Satellite Radio Merger Clears Key Hurdle

XM and Sirius Satelliteradio-- the nation's only two satellite radio operators -- have cleared a major hurdle: FCC Chair Kevin Martin recommended approval of their merger. This puts them one step closer to the deal that's now valued at roughly $7.5 billion dollars, based on recent stock prices.

This follows the Justice Department's approval of the merger in March. The theory behind Martin and the Justice Department's approval hinges in the idea that creating a monopoly in the Satellite Radio space won't hurt consumers because Satellite Radio also competes with a range of other media-- from traditional radio, to Internet radio, even MP3s.

This whole new approach could set a new precedent for the way future media mergers work. Though future mergers will also depend on how a new presidential administration weighs in.

That being said, Martin is requiring some concessions to protect consumers, and the companies have already agreed to them. The companies have to turn eight percent of their satellite channels--24 of them--over to non-commercial and minority programming. They have to put a price cap on the combined company's service fees for three years. They'll also have to offer new options for a la carte pricing, so you can pay just a couple of dollars per channel for the few you want to subscribe to. And perhaps the biggest gesture to encourage competition, the combined company will have to create an "Open Radio" standard-- licensing their technology to other manufacturers within a year of the deal's close, so other companies can create compatible radios.

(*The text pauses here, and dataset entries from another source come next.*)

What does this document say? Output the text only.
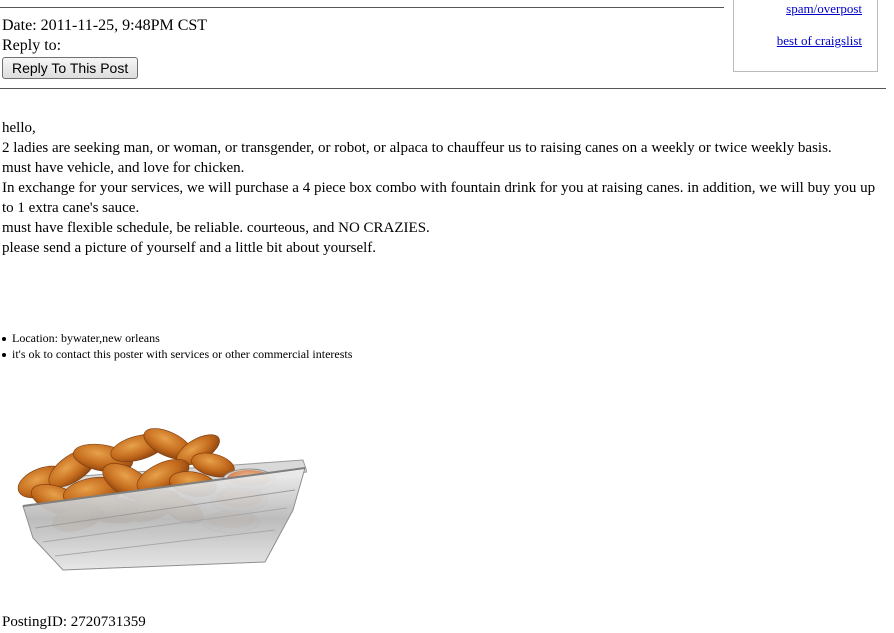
spam/overpost
best of craigslist
Date: 2011-11-25, 9:48PM CST
Reply to:
Reply To This Post

hello,

2 ladies are seeking man, or woman, or transgender, or robot, or alpaca to chauffeur us to raising canes on a weekly or twice weekly basis.

must have vehicle, and love for chicken.

In exchange for your services, we will purchase a 4 piece box combo with fountain drink for you at raising canes. in addition, we will buy you up to 1 extra cane's sauce.

must have flexible schedule, be reliable. courteous, and NO CRAZIES.

please send a picture of yourself and a little bit about yourself.

Location: bywater,new orleans
it's ok to contact this poster with services or other commercial interests
PostingID: 2720731359
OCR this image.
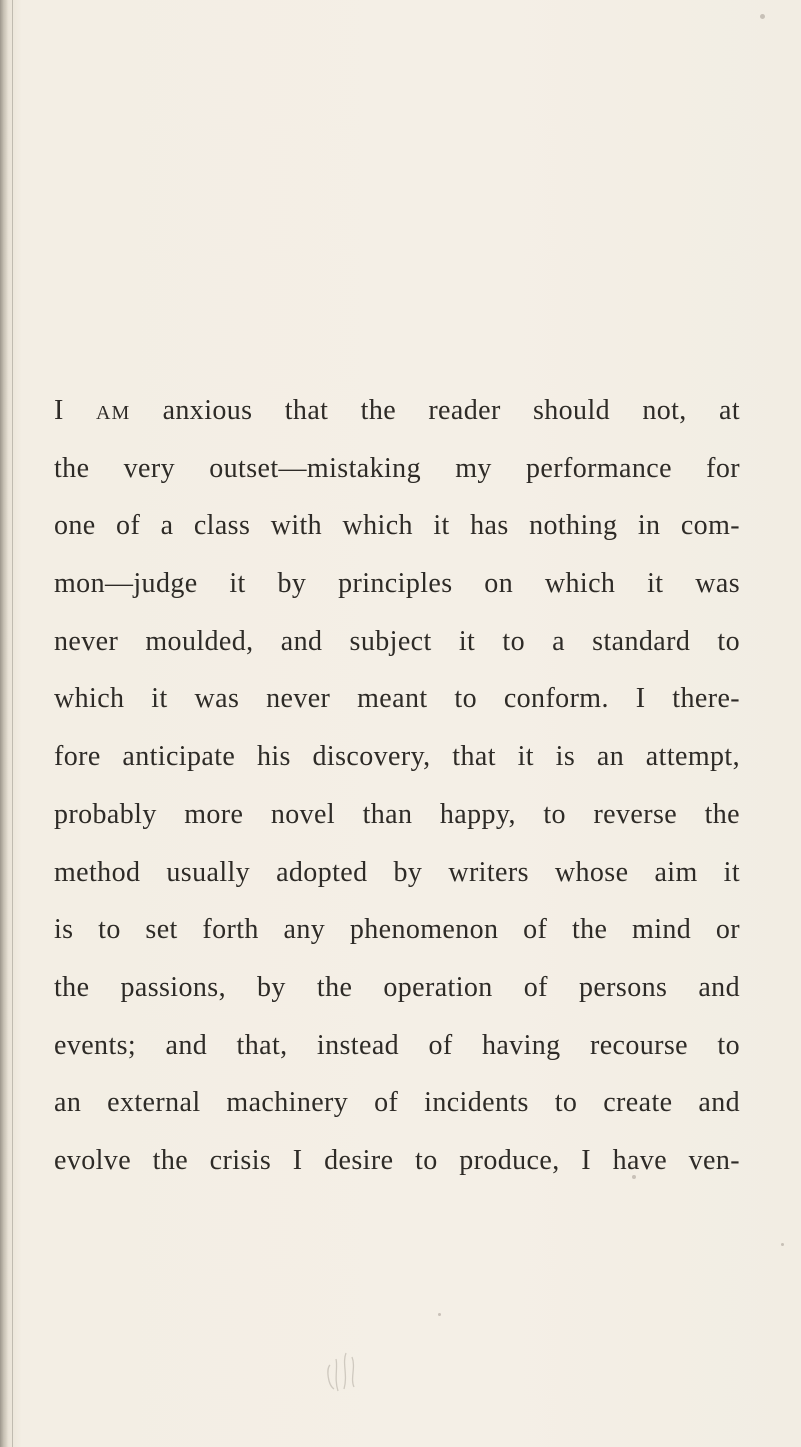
I am anxious that the reader should not, at
the very outset—mistaking my performance for
one of a class with which it has nothing in com-
mon—judge it by principles on which it was
never moulded, and subject it to a standard to
which it was never meant to conform. I there-
fore anticipate his discovery, that it is an attempt,
probably more novel than happy, to reverse the
method usually adopted by writers whose aim it
is to set forth any phenomenon of the mind or
the passions, by the operation of persons and
events; and that, instead of having recourse to
an external machinery of incidents to create and
evolve the crisis I desire to produce, I have ven-
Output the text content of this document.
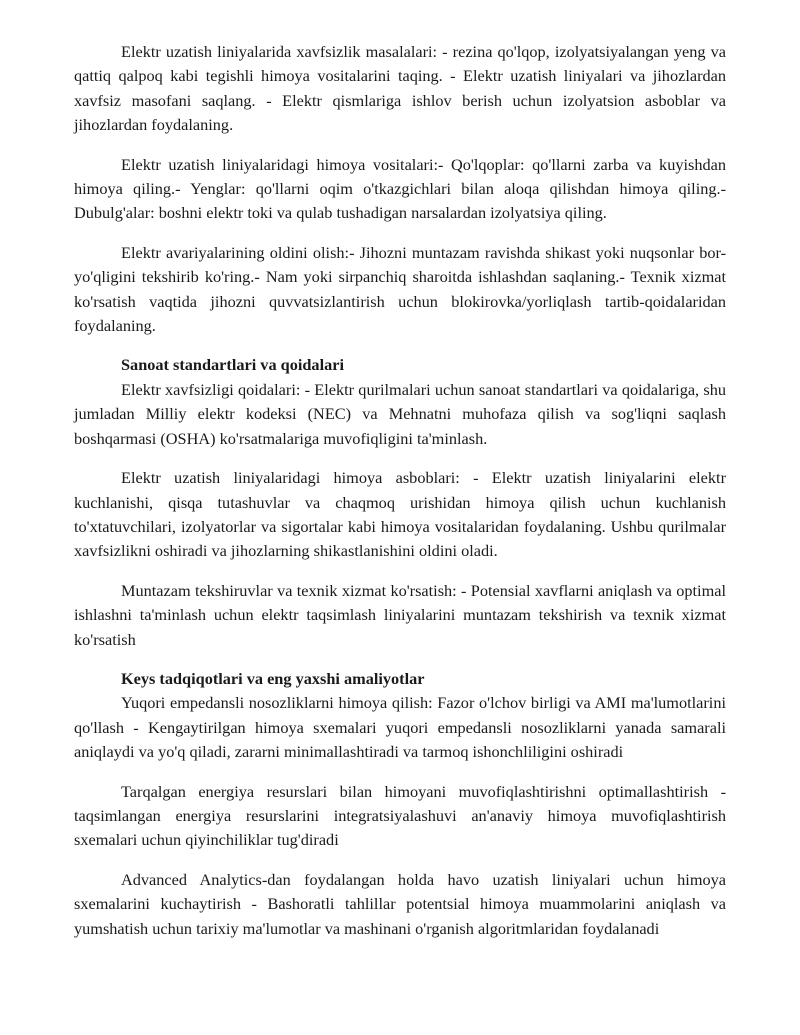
Elektr uzatish liniyalarida xavfsizlik masalalari: - rezina qo'lqop, izolyatsiyalangan yeng va qattiq qalpoq kabi tegishli himoya vositalarini taqing. - Elektr uzatish liniyalari va jihozlardan xavfsiz masofani saqlang. - Elektr qismlariga ishlov berish uchun izolyatsion asboblar va jihozlardan foydalaning.

Elektr uzatish liniyalaridagi himoya vositalari:- Qo'lqoplar: qo'llarni zarba va kuyishdan himoya qiling.- Yenglar: qo'llarni oqim o'tkazgichlari bilan aloqa qilishdan himoya qiling.- Dubulg'alar: boshni elektr toki va qulab tushadigan narsalardan izolyatsiya qiling.

Elektr avariyalarining oldini olish:- Jihozni muntazam ravishda shikast yoki nuqsonlar bor-yo'qligini tekshirib ko'ring.- Nam yoki sirpanchiq sharoitda ishlashdan saqlaning.- Texnik xizmat ko'rsatish vaqtida jihozni quvvatsizlantirish uchun blokirovka/yorliqlash tartib-qoidalaridan foydalaning.

Sanoat standartlari va qoidalari

Elektr xavfsizligi qoidalari: - Elektr qurilmalari uchun sanoat standartlari va qoidalariga, shu jumladan Milliy elektr kodeksi (NEC) va Mehnatni muhofaza qilish va sog'liqni saqlash boshqarmasi (OSHA) ko'rsatmalariga muvofiqligini ta'minlash.

Elektr uzatish liniyalaridagi himoya asboblari: - Elektr uzatish liniyalarini elektr kuchlanishi, qisqa tutashuvlar va chaqmoq urishidan himoya qilish uchun kuchlanish to'xtatuvchilari, izolyatorlar va sigortalar kabi himoya vositalaridan foydalaning. Ushbu qurilmalar xavfsizlikni oshiradi va jihozlarning shikastlanishini oldini oladi.

Muntazam tekshiruvlar va texnik xizmat ko'rsatish: - Potensial xavflarni aniqlash va optimal ishlashni ta'minlash uchun elektr taqsimlash liniyalarini muntazam tekshirish va texnik xizmat ko'rsatish

Keys tadqiqotlari va eng yaxshi amaliyotlar

Yuqori empedansli nosozliklarni himoya qilish: Fazor o'lchov birligi va AMI ma'lumotlarini qo'llash - Kengaytirilgan himoya sxemalari yuqori empedansli nosozliklarni yanada samarali aniqlaydi va yo'q qiladi, zararni minimallashtiradi va tarmoq ishonchliligini oshiradi

Tarqalgan energiya resurslari bilan himoyani muvofiqlashtirishni optimallashtirish - taqsimlangan energiya resurslarini integratsiyalashuvi an'anaviy himoya muvofiqlashtirish sxemalari uchun qiyinchiliklar tug'diradi

Advanced Analytics-dan foydalangan holda havo uzatish liniyalari uchun himoya sxemalarini kuchaytirish - Bashoratli tahlillar potentsial himoya muammolarini aniqlash va yumshatish uchun tarixiy ma'lumotlar va mashinani o'rganish algoritmlaridan foydalanadi
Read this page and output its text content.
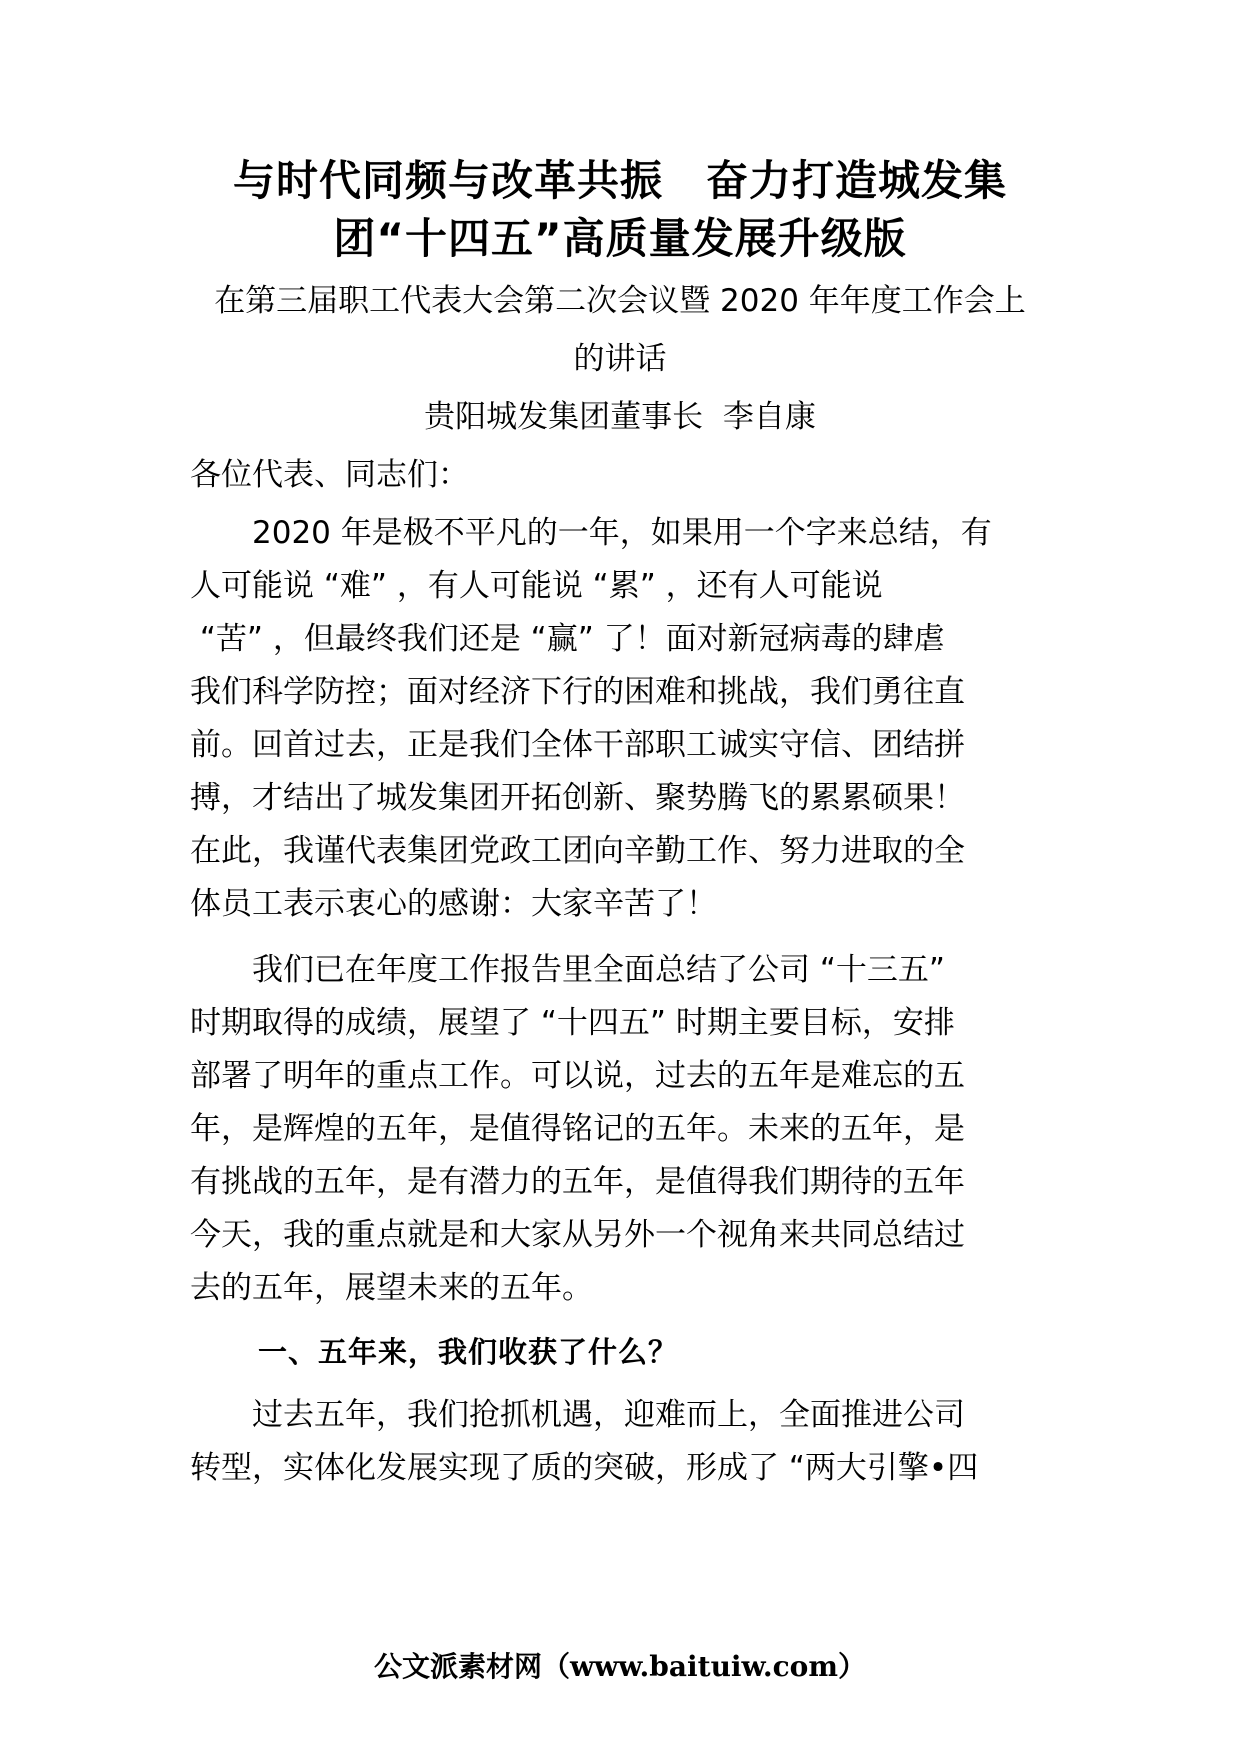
与时代同频与改革共振　奋力打造城发集
团“十四五”高质量发展升级版
在第三届职工代表大会第二次会议暨 2020 年年度工作会上
的讲话
贵阳城发集团董事长  李自康
各位代表、同志们：
　　2020 年是极不平凡的一年，如果用一个字来总结，有
人可能说 “难” ，有人可能说 “累” ，还有人可能说
“苦” ，但最终我们还是 “赢” 了！面对新冠病毒的肆虐
我们科学防控；面对经济下行的困难和挑战，我们勇往直
前。回首过去，正是我们全体干部职工诚实守信、团结拼
搏，才结出了城发集团开拓创新、聚势腾飞的累累硕果！
在此，我谨代表集团党政工团向辛勤工作、努力进取的全
体员工表示衷心的感谢：大家辛苦了！
　　我们已在年度工作报告里全面总结了公司 “十三五”
时期取得的成绩，展望了 “十四五” 时期主要目标，安排
部署了明年的重点工作。可以说，过去的五年是难忘的五
年，是辉煌的五年，是值得铭记的五年。未来的五年，是
有挑战的五年，是有潜力的五年，是值得我们期待的五年
今天，我的重点就是和大家从另外一个视角来共同总结过
去的五年，展望未来的五年。
一、五年来，我们收获了什么？
　　过去五年，我们抢抓机遇，迎难而上，全面推进公司
转型，实体化发展实现了质的突破，形成了 “两大引擎•四
公文派素材网（www.baituiw.com）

Both stocks--SIRI and XMSR--were trading up on this news. The word on the street is that while these two companies are in big trouble if they're on their own, together, they'd save billions of dollars, and have a real chance at success. But the battle isn't won yet. Mergers can be tough, and RBC Capital Markets analyst David Bank tells me he thinks it'll be about five years before investors see any real big benefits from the merger. He also points out that in a rocky consumer economy the companies--combined or separate--still face the challenge of adding subscribers, convincing people that this high-end radio service is a must-buy.

Now three of the five FCC commissioners must approve the deal. Though the debate could drag out for another month or so, it seems that eventually, the necessary three will get on board.